Home Knowledge New Consumer Credit Law Goes Live in Ireland

New Consumer Credit Law Goes Live in Ireland

July 2, 2010

The Consumer Credit Directive has been implemented in Ireland by the European Communities (Consumer Credit Agreements) Regulations 2010. The broad aim of the Directive is to harmonise laws governing consumer credit across the EU.

The Consumer Credit Act 1995 (as amended) and the Consumer Protection Code 2006 are currently the main strands of consumer protection in relation to lending in Ireland. While the Regulations cover some of the same ground, their scope does not extend to all areas dealt with by the Act and the Code. The Regulations have the same understanding of what constitutes a “consumer” as the Act, being “a natural person who is acting …for purposes outside his or her trade, business or profession”.  However although the Regulations apply to many lending arrangements, they exclude:

  • credit agreements where the amounts involved are less than €200 or more than €75,000;
  • mortgage lending; and
  • hire purchase and leasing agreements;

each of which are covered by the Act and Code.
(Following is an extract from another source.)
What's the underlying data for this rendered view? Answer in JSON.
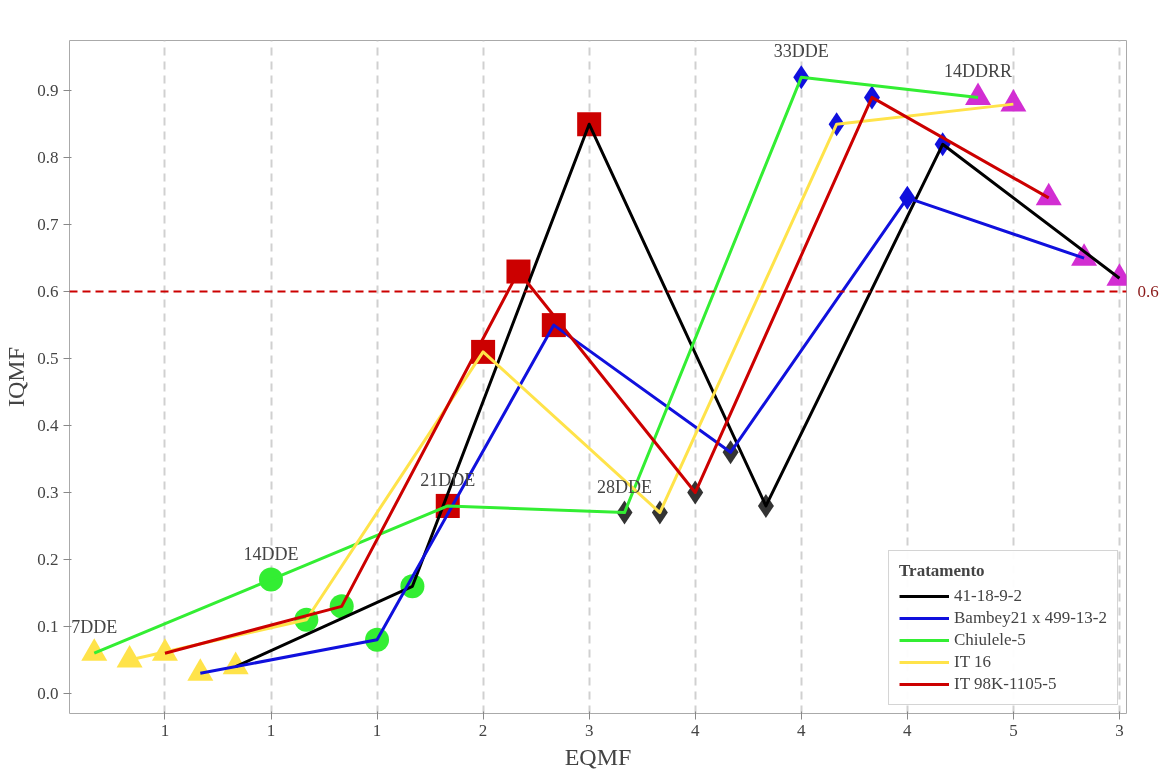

Certain other forms of agreement are also excluded by the Regulations.

The Regulations set out the following:

Preliminaries to Credit Agreement

  • Obligations for creditors in relation to the content of any advertisement of credit;
  • Obligations for creditors in respect of pre-contractual information to be provided to a consumer;
  • Obligations for creditors to assess the credit-worthiness of consumers based on “sufficient information” (the Regulations do not provide detail on what constitutes sufficient information);

Credit Agreement

  • Obligations on the standard information to be included in a credit agreement;
  • A withdrawal right for consumers within 14 days of the credit agreement being concluded or, if later, the day on which the consumer receives the contractual terms and conditions;
  • A right for the consumer to  make early repayment of his obligations under a credit agreement and restrictions on the compensation he will have to pay to the creditor to do so; and

APR

  • Detailed methodology of how APR is to be calculated.

It remains to be seen whether the Regulations will successfully interact with the Act and Code, resulting in a user-friendly regime for both creditors and consumers.